Bastardata a Barcellona: il padre di Nicola: “Un colpo vigliacco, un'infermiera mi ha chiesto se credo in Dio”
Un pugno alla nuca, alle spalle, senza pietà. Nicola Maggiotto, 21 anni, di Asolo, è in coma a Barcellona dopo un'aggressione da branco. Il padre, autista di 56 anni, non usa mezzi termini: “Una bastardata”. E mentre il ragazzo lotta tra la vita e la morte, un'infermiera gli chiede se crede in Dio. Ma che razza di mondo è questo?
La notte dell'orrore al beach club
Era una serata come tante per otto amici trevigiani, quasi tutti rugbisti, in vacanza a Barcellona. Giornata di musica e piscina al beach club del Port Fòrum, zona di lusso e yacht. Poi, all'uscita, l'incubo. Un gruppo di una quindicina di coetanei, nazionalità sconosciuta, li avvicina. Prime battute in inglese, toni amichevoli. Poi il clima cambia. Nicola si stacca dal gruppo, diretto ai taxi. E lì, alle spalle, il colpo vigliacco.
Il pugno alla nuca e la fuga dei codardi
Uno degli sconosciuti lo insegue, prende la rincorsa e lo colpisce alla nuca. Nicola cade a terra, privo di sensi. E mentre è a terra, continuano a colpirlo. Poi scappano, come topi, all'arrivo della polizia. Nessuna rapina, nulla di rubato. Solo violenza gratuita, solo odio. E nessuno fermato, nessuno identificato. Ma come è possibile?
Il padre: “Spero me lo dirà lui quando si sveglia”
Il padre, raggiunto in ospedale, racconta le ore di agonia in astanteria. “Un'infermiera mi ha chiesto se credo in Dio”, dice sbigottito. E solo nelle prossime 24-48 ore sapremo se i traumi cerebrali di Nicola si risolveranno senza conseguenze. Il padre ringrazia gli amici che hanno difeso il figlio, ma non avanza ipotesi sul movente. “Spero me lo dirà lui quando si risveglierà”. Una compostezza che sorprende, ma che nasconde una rabbia profonda.
Indagini in corso, ma nessun colpevole
La polizia catalana, i Mossos d'Esquadra, ha avviato le indagini. Raccolte le testimonianze degli amici, ma nessun fermo. Il padre ha formalizzato una denuncia contro ignoti. Nel frattempo, Nicola resta in terapia intensiva con lesioni cerebrali. Oggi è attesa la visita del Consolato italiano. Ma noi ci chiediamo: quanta altra violenza dovremo subire prima che qualcuno faccia qualcosa?

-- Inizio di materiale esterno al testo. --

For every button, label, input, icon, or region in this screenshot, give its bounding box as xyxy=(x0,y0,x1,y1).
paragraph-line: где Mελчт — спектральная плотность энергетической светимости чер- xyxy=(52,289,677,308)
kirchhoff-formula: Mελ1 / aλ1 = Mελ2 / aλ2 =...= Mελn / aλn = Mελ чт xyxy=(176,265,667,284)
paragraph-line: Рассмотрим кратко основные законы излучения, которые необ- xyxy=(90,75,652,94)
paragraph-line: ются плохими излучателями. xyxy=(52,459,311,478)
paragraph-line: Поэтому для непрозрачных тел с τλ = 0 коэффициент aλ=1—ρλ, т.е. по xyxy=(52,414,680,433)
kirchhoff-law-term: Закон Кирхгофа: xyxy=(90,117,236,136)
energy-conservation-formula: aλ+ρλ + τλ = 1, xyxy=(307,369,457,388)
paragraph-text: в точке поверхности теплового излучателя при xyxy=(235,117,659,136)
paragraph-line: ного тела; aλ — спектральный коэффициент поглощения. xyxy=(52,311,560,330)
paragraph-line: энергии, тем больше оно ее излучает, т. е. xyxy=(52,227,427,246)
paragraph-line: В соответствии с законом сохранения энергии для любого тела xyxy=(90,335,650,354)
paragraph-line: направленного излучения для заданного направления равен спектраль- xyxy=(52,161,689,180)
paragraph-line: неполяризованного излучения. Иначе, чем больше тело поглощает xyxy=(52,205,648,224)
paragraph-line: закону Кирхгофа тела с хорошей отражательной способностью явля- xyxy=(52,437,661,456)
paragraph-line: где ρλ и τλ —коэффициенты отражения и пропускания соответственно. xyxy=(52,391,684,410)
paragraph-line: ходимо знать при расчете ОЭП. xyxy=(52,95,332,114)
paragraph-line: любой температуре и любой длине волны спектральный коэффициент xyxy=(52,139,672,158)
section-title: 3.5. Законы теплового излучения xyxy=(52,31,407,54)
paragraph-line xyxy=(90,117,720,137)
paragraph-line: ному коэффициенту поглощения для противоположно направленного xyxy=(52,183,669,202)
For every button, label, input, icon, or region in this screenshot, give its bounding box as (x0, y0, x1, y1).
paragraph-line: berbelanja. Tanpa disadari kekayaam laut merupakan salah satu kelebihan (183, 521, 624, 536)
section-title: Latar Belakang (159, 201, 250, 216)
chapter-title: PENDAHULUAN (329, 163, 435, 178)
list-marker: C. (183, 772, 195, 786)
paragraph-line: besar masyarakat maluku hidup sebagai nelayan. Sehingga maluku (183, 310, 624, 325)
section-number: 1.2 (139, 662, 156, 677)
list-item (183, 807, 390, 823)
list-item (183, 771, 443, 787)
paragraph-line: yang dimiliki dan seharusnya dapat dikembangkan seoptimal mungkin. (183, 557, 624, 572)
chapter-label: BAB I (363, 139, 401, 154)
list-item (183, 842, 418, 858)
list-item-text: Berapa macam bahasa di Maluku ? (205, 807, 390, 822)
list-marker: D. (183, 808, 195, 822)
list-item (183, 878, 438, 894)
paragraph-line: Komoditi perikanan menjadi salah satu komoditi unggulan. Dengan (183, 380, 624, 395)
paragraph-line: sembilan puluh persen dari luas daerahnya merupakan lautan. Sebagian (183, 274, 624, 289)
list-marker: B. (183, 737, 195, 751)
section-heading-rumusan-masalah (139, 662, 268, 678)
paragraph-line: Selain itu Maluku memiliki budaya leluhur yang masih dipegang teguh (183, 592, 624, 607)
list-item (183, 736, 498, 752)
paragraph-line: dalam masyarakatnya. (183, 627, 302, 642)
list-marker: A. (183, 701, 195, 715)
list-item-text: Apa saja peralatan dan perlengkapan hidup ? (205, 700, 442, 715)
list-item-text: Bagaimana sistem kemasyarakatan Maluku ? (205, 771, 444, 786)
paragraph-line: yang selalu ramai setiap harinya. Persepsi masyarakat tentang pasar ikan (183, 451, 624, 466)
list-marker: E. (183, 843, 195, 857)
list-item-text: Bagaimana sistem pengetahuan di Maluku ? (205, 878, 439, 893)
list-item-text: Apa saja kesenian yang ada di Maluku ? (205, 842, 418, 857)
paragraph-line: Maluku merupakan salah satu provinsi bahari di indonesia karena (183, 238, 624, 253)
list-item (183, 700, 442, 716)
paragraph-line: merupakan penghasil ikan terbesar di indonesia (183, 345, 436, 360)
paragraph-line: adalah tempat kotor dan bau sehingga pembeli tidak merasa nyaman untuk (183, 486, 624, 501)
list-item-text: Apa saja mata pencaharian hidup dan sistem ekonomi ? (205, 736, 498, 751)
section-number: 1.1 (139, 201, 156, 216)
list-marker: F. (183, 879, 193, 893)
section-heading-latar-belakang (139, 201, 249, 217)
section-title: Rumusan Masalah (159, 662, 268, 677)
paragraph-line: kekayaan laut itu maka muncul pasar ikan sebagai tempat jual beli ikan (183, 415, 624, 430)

FAQ: Cosa sappiamo dell'aggressione a Nicola Maggiotto?
Dove è avvenuta l'aggressione?
L'aggressione è avvenuta nella notte tra mercoledì e giovedì scorsi a Barcellona, nei pressi del beach club del Port Fòrum, mentre il gruppo di amici italiani lasciava il locale.
Quali sono le condizioni di Nicola Maggiotto?
Nicola è ricoverato in terapia intensiva con lesioni cerebrali. I medici hanno detto che solo nelle prossime 24-48 ore si saprà se i traumi si risolveranno senza gravi conseguenze.
Chi sono gli aggressori?
Al momento non ci sono fermi né identificazioni ufficiali. Gli aggressori sarebbero una quindicina di giovani di nazionalità non ancora accertata, che sono fuggiti all'arrivo della polizia.
Qual è il movente dell'aggressione?
Non è chiaro. Non è stata una rapina, nulla è stato rubato. Nicola sarebbe stato visto litigare con una persona dell'altro gruppo poco prima di essere colpito.